Alcohol in the Early Modern World
Title | Alcohol in the Early Modern World PDF eBook |
Author | B. Ann Tlusty |
Publisher | Bloomsbury Publishing |
Total Pages | 188 |
Release | 2021-05-06 |
Genre | History |
ISBN | 1350199621 |
This book examines how the profound religious, political, and intellectual shifts that characterize the early modern period in Europe are inextricably linked to cultural uses of alcohol in Europe and the Atlantic world. Combining recent work on the history of drink with innovative new research, the eight contributing scholars explore themes such as identity, consumerism, gender, politics, colonialism, religion, state-building, and more through the revealing lens of the pervasive drinking cultures of early modern peoples.
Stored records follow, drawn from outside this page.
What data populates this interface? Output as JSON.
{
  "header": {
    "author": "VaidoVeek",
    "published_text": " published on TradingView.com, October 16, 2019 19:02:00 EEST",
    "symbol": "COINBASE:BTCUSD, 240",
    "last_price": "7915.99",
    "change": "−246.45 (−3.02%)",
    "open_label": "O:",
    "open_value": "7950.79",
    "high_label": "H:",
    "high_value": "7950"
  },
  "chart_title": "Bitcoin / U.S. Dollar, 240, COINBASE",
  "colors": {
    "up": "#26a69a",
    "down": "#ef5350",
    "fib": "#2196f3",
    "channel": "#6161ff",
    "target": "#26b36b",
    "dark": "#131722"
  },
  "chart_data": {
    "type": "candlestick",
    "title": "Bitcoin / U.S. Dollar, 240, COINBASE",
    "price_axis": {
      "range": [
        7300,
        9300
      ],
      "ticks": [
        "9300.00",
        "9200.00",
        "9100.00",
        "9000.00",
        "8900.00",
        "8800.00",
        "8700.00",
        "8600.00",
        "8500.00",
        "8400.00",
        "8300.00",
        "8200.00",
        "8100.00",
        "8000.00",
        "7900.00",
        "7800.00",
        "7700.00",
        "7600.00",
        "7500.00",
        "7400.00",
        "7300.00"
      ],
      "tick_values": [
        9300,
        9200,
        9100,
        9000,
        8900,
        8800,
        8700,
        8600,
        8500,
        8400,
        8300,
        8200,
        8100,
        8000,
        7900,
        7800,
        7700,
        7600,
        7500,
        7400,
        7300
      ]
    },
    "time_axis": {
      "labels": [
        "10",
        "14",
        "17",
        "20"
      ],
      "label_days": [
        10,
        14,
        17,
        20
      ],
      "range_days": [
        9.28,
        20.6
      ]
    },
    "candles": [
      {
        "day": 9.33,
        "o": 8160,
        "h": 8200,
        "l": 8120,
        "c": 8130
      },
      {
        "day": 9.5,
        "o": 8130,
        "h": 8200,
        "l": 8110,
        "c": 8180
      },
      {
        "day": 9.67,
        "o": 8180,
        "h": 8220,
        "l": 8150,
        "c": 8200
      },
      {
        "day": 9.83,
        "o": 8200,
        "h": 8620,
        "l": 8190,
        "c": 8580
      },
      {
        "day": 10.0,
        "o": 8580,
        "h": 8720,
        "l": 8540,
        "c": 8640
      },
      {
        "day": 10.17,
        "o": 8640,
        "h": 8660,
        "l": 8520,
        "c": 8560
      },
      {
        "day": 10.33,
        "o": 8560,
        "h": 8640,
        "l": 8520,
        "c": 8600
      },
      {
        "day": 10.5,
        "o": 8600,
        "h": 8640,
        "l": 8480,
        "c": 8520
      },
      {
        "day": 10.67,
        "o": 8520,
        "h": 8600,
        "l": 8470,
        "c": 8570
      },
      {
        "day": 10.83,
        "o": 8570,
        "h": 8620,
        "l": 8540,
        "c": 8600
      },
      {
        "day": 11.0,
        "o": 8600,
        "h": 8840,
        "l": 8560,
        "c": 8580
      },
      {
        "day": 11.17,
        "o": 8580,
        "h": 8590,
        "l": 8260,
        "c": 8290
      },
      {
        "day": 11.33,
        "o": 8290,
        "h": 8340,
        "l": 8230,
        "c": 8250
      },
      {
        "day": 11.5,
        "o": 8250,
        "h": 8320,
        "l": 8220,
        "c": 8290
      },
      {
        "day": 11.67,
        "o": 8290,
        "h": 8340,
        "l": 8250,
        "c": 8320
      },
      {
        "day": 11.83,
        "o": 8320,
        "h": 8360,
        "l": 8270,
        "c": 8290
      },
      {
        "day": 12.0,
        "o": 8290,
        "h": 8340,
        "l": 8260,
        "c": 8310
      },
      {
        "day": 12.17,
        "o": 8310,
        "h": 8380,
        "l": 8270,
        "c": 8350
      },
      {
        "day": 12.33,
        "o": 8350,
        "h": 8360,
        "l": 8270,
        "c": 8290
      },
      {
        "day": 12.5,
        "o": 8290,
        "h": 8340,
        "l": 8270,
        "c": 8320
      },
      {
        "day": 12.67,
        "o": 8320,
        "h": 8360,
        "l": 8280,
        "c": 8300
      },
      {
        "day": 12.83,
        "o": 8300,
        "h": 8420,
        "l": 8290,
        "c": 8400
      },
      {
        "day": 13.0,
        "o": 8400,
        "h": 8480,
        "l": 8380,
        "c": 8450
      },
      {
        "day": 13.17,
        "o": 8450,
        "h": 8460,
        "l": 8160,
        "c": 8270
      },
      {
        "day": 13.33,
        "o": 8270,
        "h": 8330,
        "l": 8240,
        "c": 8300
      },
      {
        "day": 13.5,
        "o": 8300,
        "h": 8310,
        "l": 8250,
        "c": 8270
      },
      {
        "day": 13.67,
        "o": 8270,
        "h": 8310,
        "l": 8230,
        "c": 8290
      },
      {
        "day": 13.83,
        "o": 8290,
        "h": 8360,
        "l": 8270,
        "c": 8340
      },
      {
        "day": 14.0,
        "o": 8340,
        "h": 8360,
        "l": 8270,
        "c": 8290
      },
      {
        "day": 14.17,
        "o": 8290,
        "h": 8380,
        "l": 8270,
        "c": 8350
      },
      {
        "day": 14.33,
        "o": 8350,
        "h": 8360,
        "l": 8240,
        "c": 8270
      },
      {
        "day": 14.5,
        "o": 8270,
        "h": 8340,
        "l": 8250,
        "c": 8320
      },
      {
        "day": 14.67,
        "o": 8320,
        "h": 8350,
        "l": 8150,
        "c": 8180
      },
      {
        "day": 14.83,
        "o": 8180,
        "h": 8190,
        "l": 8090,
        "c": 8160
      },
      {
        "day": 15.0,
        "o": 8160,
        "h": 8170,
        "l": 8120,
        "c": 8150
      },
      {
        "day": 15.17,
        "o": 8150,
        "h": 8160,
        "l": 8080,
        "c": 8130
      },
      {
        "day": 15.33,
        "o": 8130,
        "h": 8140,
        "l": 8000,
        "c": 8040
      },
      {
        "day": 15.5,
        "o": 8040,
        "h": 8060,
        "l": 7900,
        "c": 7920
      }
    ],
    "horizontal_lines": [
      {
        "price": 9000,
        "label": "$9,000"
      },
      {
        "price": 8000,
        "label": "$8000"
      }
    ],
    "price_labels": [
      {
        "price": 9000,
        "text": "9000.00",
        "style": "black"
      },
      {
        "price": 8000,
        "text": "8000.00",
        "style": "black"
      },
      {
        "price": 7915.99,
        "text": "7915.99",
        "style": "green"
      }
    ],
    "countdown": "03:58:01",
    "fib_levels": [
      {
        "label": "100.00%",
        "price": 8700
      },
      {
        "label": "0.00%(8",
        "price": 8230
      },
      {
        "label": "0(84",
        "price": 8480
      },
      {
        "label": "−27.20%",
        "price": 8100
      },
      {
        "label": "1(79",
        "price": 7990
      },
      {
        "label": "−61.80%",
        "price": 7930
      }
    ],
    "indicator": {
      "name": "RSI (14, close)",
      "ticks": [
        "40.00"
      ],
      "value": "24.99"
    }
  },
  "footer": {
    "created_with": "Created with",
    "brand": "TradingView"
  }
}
Alcohol had a place at nearly every European table and a role in much of early modern experience, from building personal bonds via social and ritual drinking to fueling economies at both micro and macro levels. At the same time, drinking was also at the root of a host of personal tragedies, including domestic violence in the home and human trafficking across the Atlantic. Alcohol in the Early Modern World provides a fascinating re-examination of pre-modern beliefs about and experiences with intoxicating beverages.
Sports and Physical Exercise in Early Modern Culture
Title | Sports and Physical Exercise in Early Modern Culture PDF eBook |
Author | Rebekka von Mallinckrodt |
Publisher | Routledge |
Total Pages | 259 |
Release | 2017-05-15 |
Genre | History |
ISBN | 1317051009 |
It is often assumed that a recognisably modern sporting culture did not emerge until the eighteenth century. The plethora of physical training and games that existed before 1700 tend to fall victim to rigid historical boundaries drawn between "modern" and "pre-modern" sports, which are concerned primarily with levels of regulation, organization and competitiveness. Adopting a much broader and culturally based approach, the essays in this collection offer an alternative view of sport in the early modern period. Taking into account a variety of competitive as well as non-competitive forms of sport, physical training and games, the collection situates these types of activities as institutions in their own right within the socio-cultural context of early-modern Europe. Treating the period not only as a precursor of modern developments, but as an independent and formative era, the essays engage with overlooked topics and sources such as court records, self-narratives, and visual materials, and with contemporary discussions about space, gender and postcolonial studies. By allowing for this increased contextualization of sport, the collection is able to integrate it into more general historical questions and approaches. The volume underlines how developments in early modern sport influenced later developments, whilst at the same time being thoroughly shaped by contemporary notions of the body, status and honour. These notions influenced not only the contemporary sporting fashion but the adoption of sports in elite education, the use of sports facilities, training methods and modes of competition, thus offering a more integrated idea of the place of sport in early modern society.